The YOLO reference checkpoint used by the MAX78000 compression configs is committed at `data/models/yolo11n-seg.pt` because it is small enough for the repository. Do not commit generated COCO archives.

## Vendor Toolchains

Toolchain setup scripts place vendor code under `.data/toolchains/`:

- `scripts/setup_max78000.sh` -> `.data/toolchains/max78000/`
- `scripts/setup_esp32.sh` -> `.data/toolchains/esp-idf/`
- `scripts/setup_stm32ai.sh` -> `.data/toolchains/stm32ai/`

These directories are local installation caches, not benchmark source. They should remain untracked.

## Adding New Large Assets

Every new benchmark that needs non-committed assets must include a setup script under `scripts/`. The script should create the exact local paths referenced by the benchmark config, avoid absolute machine-specific paths, be idempotent, and print clear instructions when an upstream asset requires manual license or terms acceptance.

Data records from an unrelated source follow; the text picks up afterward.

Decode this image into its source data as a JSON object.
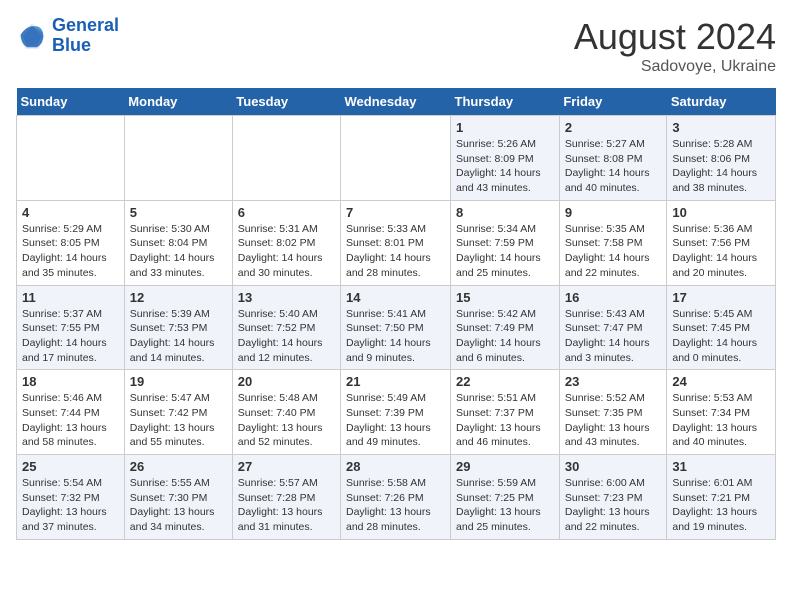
{
  "header": {
    "logo_general": "General",
    "logo_blue": "Blue",
    "month_year": "August 2024",
    "location": "Sadovoye, Ukraine"
  },
  "days_of_week": [
    "Sunday",
    "Monday",
    "Tuesday",
    "Wednesday",
    "Thursday",
    "Friday",
    "Saturday"
  ],
  "weeks": [
    [
      {
        "num": "",
        "info": ""
      },
      {
        "num": "",
        "info": ""
      },
      {
        "num": "",
        "info": ""
      },
      {
        "num": "",
        "info": ""
      },
      {
        "num": "1",
        "info": "Sunrise: 5:26 AM\nSunset: 8:09 PM\nDaylight: 14 hours and 43 minutes."
      },
      {
        "num": "2",
        "info": "Sunrise: 5:27 AM\nSunset: 8:08 PM\nDaylight: 14 hours and 40 minutes."
      },
      {
        "num": "3",
        "info": "Sunrise: 5:28 AM\nSunset: 8:06 PM\nDaylight: 14 hours and 38 minutes."
      }
    ],
    [
      {
        "num": "4",
        "info": "Sunrise: 5:29 AM\nSunset: 8:05 PM\nDaylight: 14 hours and 35 minutes."
      },
      {
        "num": "5",
        "info": "Sunrise: 5:30 AM\nSunset: 8:04 PM\nDaylight: 14 hours and 33 minutes."
      },
      {
        "num": "6",
        "info": "Sunrise: 5:31 AM\nSunset: 8:02 PM\nDaylight: 14 hours and 30 minutes."
      },
      {
        "num": "7",
        "info": "Sunrise: 5:33 AM\nSunset: 8:01 PM\nDaylight: 14 hours and 28 minutes."
      },
      {
        "num": "8",
        "info": "Sunrise: 5:34 AM\nSunset: 7:59 PM\nDaylight: 14 hours and 25 minutes."
      },
      {
        "num": "9",
        "info": "Sunrise: 5:35 AM\nSunset: 7:58 PM\nDaylight: 14 hours and 22 minutes."
      },
      {
        "num": "10",
        "info": "Sunrise: 5:36 AM\nSunset: 7:56 PM\nDaylight: 14 hours and 20 minutes."
      }
    ],
    [
      {
        "num": "11",
        "info": "Sunrise: 5:37 AM\nSunset: 7:55 PM\nDaylight: 14 hours and 17 minutes."
      },
      {
        "num": "12",
        "info": "Sunrise: 5:39 AM\nSunset: 7:53 PM\nDaylight: 14 hours and 14 minutes."
      },
      {
        "num": "13",
        "info": "Sunrise: 5:40 AM\nSunset: 7:52 PM\nDaylight: 14 hours and 12 minutes."
      },
      {
        "num": "14",
        "info": "Sunrise: 5:41 AM\nSunset: 7:50 PM\nDaylight: 14 hours and 9 minutes."
      },
      {
        "num": "15",
        "info": "Sunrise: 5:42 AM\nSunset: 7:49 PM\nDaylight: 14 hours and 6 minutes."
      },
      {
        "num": "16",
        "info": "Sunrise: 5:43 AM\nSunset: 7:47 PM\nDaylight: 14 hours and 3 minutes."
      },
      {
        "num": "17",
        "info": "Sunrise: 5:45 AM\nSunset: 7:45 PM\nDaylight: 14 hours and 0 minutes."
      }
    ],
    [
      {
        "num": "18",
        "info": "Sunrise: 5:46 AM\nSunset: 7:44 PM\nDaylight: 13 hours and 58 minutes."
      },
      {
        "num": "19",
        "info": "Sunrise: 5:47 AM\nSunset: 7:42 PM\nDaylight: 13 hours and 55 minutes."
      },
      {
        "num": "20",
        "info": "Sunrise: 5:48 AM\nSunset: 7:40 PM\nDaylight: 13 hours and 52 minutes."
      },
      {
        "num": "21",
        "info": "Sunrise: 5:49 AM\nSunset: 7:39 PM\nDaylight: 13 hours and 49 minutes."
      },
      {
        "num": "22",
        "info": "Sunrise: 5:51 AM\nSunset: 7:37 PM\nDaylight: 13 hours and 46 minutes."
      },
      {
        "num": "23",
        "info": "Sunrise: 5:52 AM\nSunset: 7:35 PM\nDaylight: 13 hours and 43 minutes."
      },
      {
        "num": "24",
        "info": "Sunrise: 5:53 AM\nSunset: 7:34 PM\nDaylight: 13 hours and 40 minutes."
      }
    ],
    [
      {
        "num": "25",
        "info": "Sunrise: 5:54 AM\nSunset: 7:32 PM\nDaylight: 13 hours and 37 minutes."
      },
      {
        "num": "26",
        "info": "Sunrise: 5:55 AM\nSunset: 7:30 PM\nDaylight: 13 hours and 34 minutes."
      },
      {
        "num": "27",
        "info": "Sunrise: 5:57 AM\nSunset: 7:28 PM\nDaylight: 13 hours and 31 minutes."
      },
      {
        "num": "28",
        "info": "Sunrise: 5:58 AM\nSunset: 7:26 PM\nDaylight: 13 hours and 28 minutes."
      },
      {
        "num": "29",
        "info": "Sunrise: 5:59 AM\nSunset: 7:25 PM\nDaylight: 13 hours and 25 minutes."
      },
      {
        "num": "30",
        "info": "Sunrise: 6:00 AM\nSunset: 7:23 PM\nDaylight: 13 hours and 22 minutes."
      },
      {
        "num": "31",
        "info": "Sunrise: 6:01 AM\nSunset: 7:21 PM\nDaylight: 13 hours and 19 minutes."
      }
    ]
  ]
}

Use this order of preference:

1. Commit a small synthetic smoke fixture when it is tiny and license-safe.
2. Add a setup script that downloads or derives the asset from its native upstream source.
3. Use a native Hugging Face repository only when the dataset/model already lives there, as with `KoelLabs/xlsr-english-01` and `KoelLabs/SpeechOcean`; `scripts/setup_huggingface_assets.sh` is the current example.
4. Use a script that installs from a manually downloaded vendor archive when redistribution is prohibited, as with `scripts/setup_stm32ai.sh`.

Do not rehost assets solely for EmbeddedArena convenience. Every new benchmark should include a short asset table in its docs: asset name, native source URL, license/terms, expected local path, setup command, and whether network or manual acceptance is required.